Trilogía "El Triplete". Día de la Final en Roma I


Llegada a Roma, aparcamiento de los autobuses e instrucciones para la vuelta. Despliegue masivo de aficionados culés por la ciudad, la mayoría de los cuales optan por aprovechar para ver los sitios más característicos.

En mi caso decido buscar un restaurante para comer relajadamente por lo que comienzo a caminar en dirección hacia Plaza Mancini muy próxima al Estadio Olímpico.

Mientras camino y en mi condición de aficionado culé perfectamente reconocible, voy encontrando al paso ciudadanos romanos que me hacen gestos claros de apoyo e incluso los hay que se paran a comentar lo que puede ser la final, mostrando en todo momento su enamoramiento por nuestro equipo.

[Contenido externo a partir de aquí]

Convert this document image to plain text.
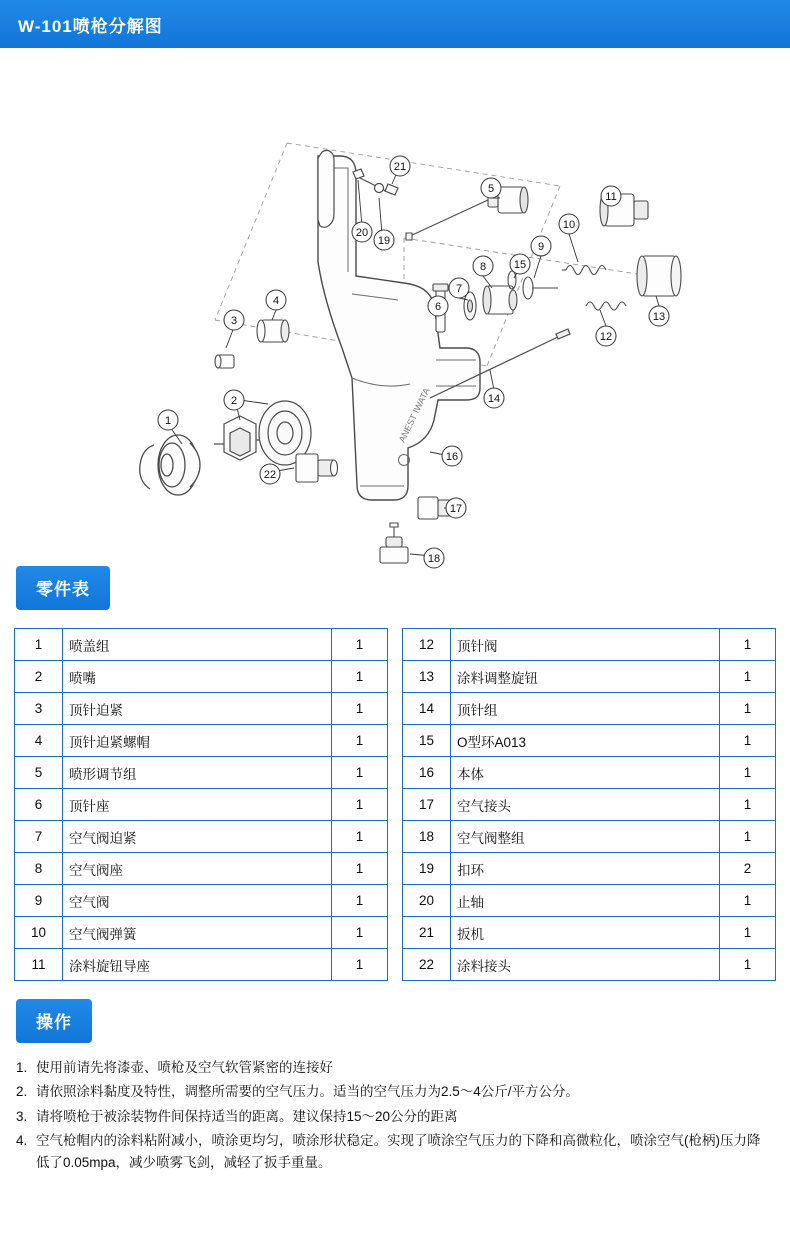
W-101喷枪分解图
ANEST IWATA
1
2
3
4
5
6
7
8
9
10
11
12
13
14
15
16
17
18
19
20
21
22
零件表
1	喷盖组	1
2	喷嘴	1
3	顶针迫紧	1
4	顶针迫紧螺帽	1
5	喷形调节组	1
6	顶针座	1
7	空气阀迫紧	1
8	空气阀座	1
9	空气阀	1
10	空气阀弹簧	1
11	涂料旋钮导座	1
12	顶针阀	1
13	涂料调整旋钮	1
14	顶针组	1
15	O型环A013	1
16	本体	1
17	空气接头	1
18	空气阀整组	1
19	扣环	2
20	止轴	1
21	扳机	1
22	涂料接头	1
操作
1. 使用前请先将漆壶、喷枪及空气软管紧密的连接好
2. 请依照涂料黏度及特性，调整所需要的空气压力。适当的空气压力为2.5～4公斤/平方公分。
3. 请将喷枪于被涂装物件间保持适当的距离。建议保持15～20公分的距离
4. 空气枪帽内的涂料粘附减小，喷涂更均匀，喷涂形状稳定。实现了喷涂空气压力的下降和高微粒化，喷涂空气(枪柄)压力降低了0.05mpa，减少喷雾飞剑，减轻了扳手重量。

A mi paso por el estadio, me acerco al punto de información blaugrana para informarme al detalle de todos los horarios y actos festivos previos al encuentro. Prosigo mi camino y cruzo el puente que desde la entrada principal del estadio me deja justo en la Plaza, pero la tarea no resultaría tan fácil, ya que de repente comienzan a abordarme todo tipo de vendedores ambulantes de perfil extremadamente móbil dada la presencia polizial. Bufandas, cintas para el pelo, etc... son los artículos que ofrecen. De todo menos cerveza fresca, joder!!!.

Por fin llego a la Plaza Mancini donde veo aficionados culés de mediana edad que aprovechan para echar una cabezadita tumbados en el césped a la sombra de los árboles.

Yo prosigo con mi plan y comienzo a buscar un restaurante cuya oferta difiera de la tan vistoza comida rápida italiana pero que se aleja de mis preferencias al menos para este día. Finalmente, consigo uno que previsiblemente cumple con los requisitos y me adentro en él. Tras el recibimiento por parte de una amable mujer de mediana edad, me dirijo a una de las mesas. En frente una mesa con una familia catalana con las samarretas culés que justo han terminado y se levantan para marchar. Me saludan y me advierten que se come muy bién pero que no me haga ilusiones con poder tomar cerveza o vino.

La mujer toma buena nota de mis preferencias hasta que llegamos a la parte culminante. ¿Y de beber?. Pues de beber póngame una cerveza bién grande (acompaño con el gesto) y fría!!!. La mujer me miraba con mucha dulsura, se rie y con su acento italiano me explica que no puede ser, que la Polizia... No se preocupe señora ya lo sabía!!!.

Casi a la par que yo, entra un señor mayor que también se sienta a comer y a pesar de que no lleva distintivo culé, es fácilmente reconocible por su acento catalán. Entablamos una conversación ligera y lo mejor de todo es que intentó jugar también al despiste con lo del vino pero tampoco coló. Un verdadero trauma para el hombre.

Bueno son las 16:00 horas, finalizo mi almuerzo y vuelvo sobre mis pasos. Vuelvo a pasar por Plaza Mancini y ya se nota un aumento del ambiente. Más culés, más ingleses, más vendedores ambulantes y más polizia también. Cruzo de nuevo el puente en dirección al estadio y oigo una voz que se cruza en el último paso de peatón que da al estadio, y que débilmente dice "Cerveza
Fríaaa!!!". Rápidamente me doy la vuelta pero entre tanta gente es imposible ver el emisor. Cabróooooooon!!!

TO BE CONTINUED

6 Comentarios:

David dijo...

Jejeje muy bueno lo de la cerveza¡¡¡
Espero la parte del partido, esa tiene que se espectacular¡¡
Un saludo¡¡¡

David dijo...
Este comentario ha sido eliminado por el autor.
Gabriela Miranda dijo...

JEJEJE, lo de la cerveza fria GENIAL xDDD. ESPERO LA FINAL ;)

Saludos.

Albert dijo...

Lo peor del viaje fue el tranvía para ir al estadio.

La ley seca no la controlaron. Hubo quien en lugar de revender entradas, revendía alcohol...

Sí, los romanos eran del Barça y te hacían sentir orgulloso de ser culé.
Buena narración del viaje. Espero la última entrega.
Adéu!

EL MÉS CULÉ dijo...

Me parece que os estáis enganchando!!!. Voy a tener que inventarme la historia para poder cumplir las espectativas. Jajajaja!

Pero que os creéis que soy marca o As. Aquí se es escrupuloso con la realidad.

Un saludo

Alex dijo...

Si vas a ser escrupuloso con la realidad, me extraña que por ese gaznate no acabase bajando una cervecilla...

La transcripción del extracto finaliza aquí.